July 18

Weak and Strong, Part 2

I Corinthians 8:9, 12 But beware lest somehow this liberty of yours become a stumbling block to those who are weak…But when you thus sin against the brethren, and wound their weak conscience, you sin against Christ.

I Corinthians 10:28-33 But if anyone says to you, “This was offered to idols,” do not eat it for the sake of the one who told you, and for conscience’s sake; for “the earth is the LORD’s, and all its fullness.” “Conscience,” I say, not your own, but that of the other. For why is my liberty judged by another man’s conscience? Therefore, whether you eat or drink, or whatever you do, do all to the glory of God. Give no offense, either to the Jews or to the Greeks or to the church of God, just as I also please all men in all things, not seeking my own profit, but the profit of many, that they may be saved.

In the days of the early church, it was a real issue if the meat presented to you had been offered to an idol. For those that understood Christian freedom, it wasn’t a problem, as they understood it as coming from God. They gave thanks, and ate. But for others, who were younger in the faith and/or had reasons why the offering to idols was a stumbling block, it was a genuine reason not to partake of it.

The issue Paul addresses here is not primarily whether one should eat of the meat; he addresses that issue earlier in the same chapter. What he is focusing on here is the behavior and attitude of heart of those who have no problem with their consciences in eating the meat, but know that others in their presence do.

We can read the scriptures above as limitations on our Christian liberty. Or we can see just how expansive and grand our liberty is. We are free before God to eat the meat if the idol issue isn’t part of the equation. But it does become part of the equation when there are differing beliefs and matters of conscience with others in your presence.

Paul hits the nail on the head for most of us when he says, in our place, “For why is my liberty judged by another man’s conscience?” He then goes on to tell us not to give any offense to anyone else for their conscience’s sake, all for the sake of the gospel and the glory of God.
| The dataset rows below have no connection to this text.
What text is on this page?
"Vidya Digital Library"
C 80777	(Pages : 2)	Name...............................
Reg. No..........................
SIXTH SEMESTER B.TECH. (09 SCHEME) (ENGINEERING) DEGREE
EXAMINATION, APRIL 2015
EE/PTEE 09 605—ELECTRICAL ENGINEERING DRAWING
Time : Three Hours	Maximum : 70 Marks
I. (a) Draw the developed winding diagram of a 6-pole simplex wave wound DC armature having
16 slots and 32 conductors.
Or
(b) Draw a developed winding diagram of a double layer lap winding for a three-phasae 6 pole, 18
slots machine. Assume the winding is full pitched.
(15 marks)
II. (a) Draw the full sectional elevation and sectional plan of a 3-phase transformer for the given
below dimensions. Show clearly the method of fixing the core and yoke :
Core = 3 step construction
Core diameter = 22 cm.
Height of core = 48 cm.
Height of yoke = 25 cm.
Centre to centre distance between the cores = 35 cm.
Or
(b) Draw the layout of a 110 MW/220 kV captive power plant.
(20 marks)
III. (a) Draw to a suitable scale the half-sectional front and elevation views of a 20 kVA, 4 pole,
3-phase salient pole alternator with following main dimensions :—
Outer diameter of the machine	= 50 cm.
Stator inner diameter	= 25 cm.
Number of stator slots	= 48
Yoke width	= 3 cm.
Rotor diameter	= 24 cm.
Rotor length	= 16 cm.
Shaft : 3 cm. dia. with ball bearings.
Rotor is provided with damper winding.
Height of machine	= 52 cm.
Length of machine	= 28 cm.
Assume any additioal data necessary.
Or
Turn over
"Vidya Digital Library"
In truth, our liberties are not impinged by such a circumstance. In fact, our liberties are more affirmed than ever. Yes, you may eat the meat in good conscience before God in one circumstance; you are free to do that. Yet in another circumstance, you don’t have to, because you are free to love and “in honor [give] preference to one another” (Romans 12:10b). That’s love in action. And it’s our freedom in action as well.

Most of us don’t face the idol situation today. But having an alcoholic drink may well be a stumbling block for others, either for reasons of doctrine or personal reasons (struggles with personal alcoholism, associations with abusive alcoholics). And of course there are many other things that can be stumbling blocks for others. It may feel that there are limits placed on our freedom when faced with situations like these, but in actuality, these scenarios just confirm how very free we are.

Prayer: Lord, help me to love You and others enough to give up a right or two for the sake of the gospel and loving others. Remind me that I am free in You to do that with grace. Thank You for that freedom!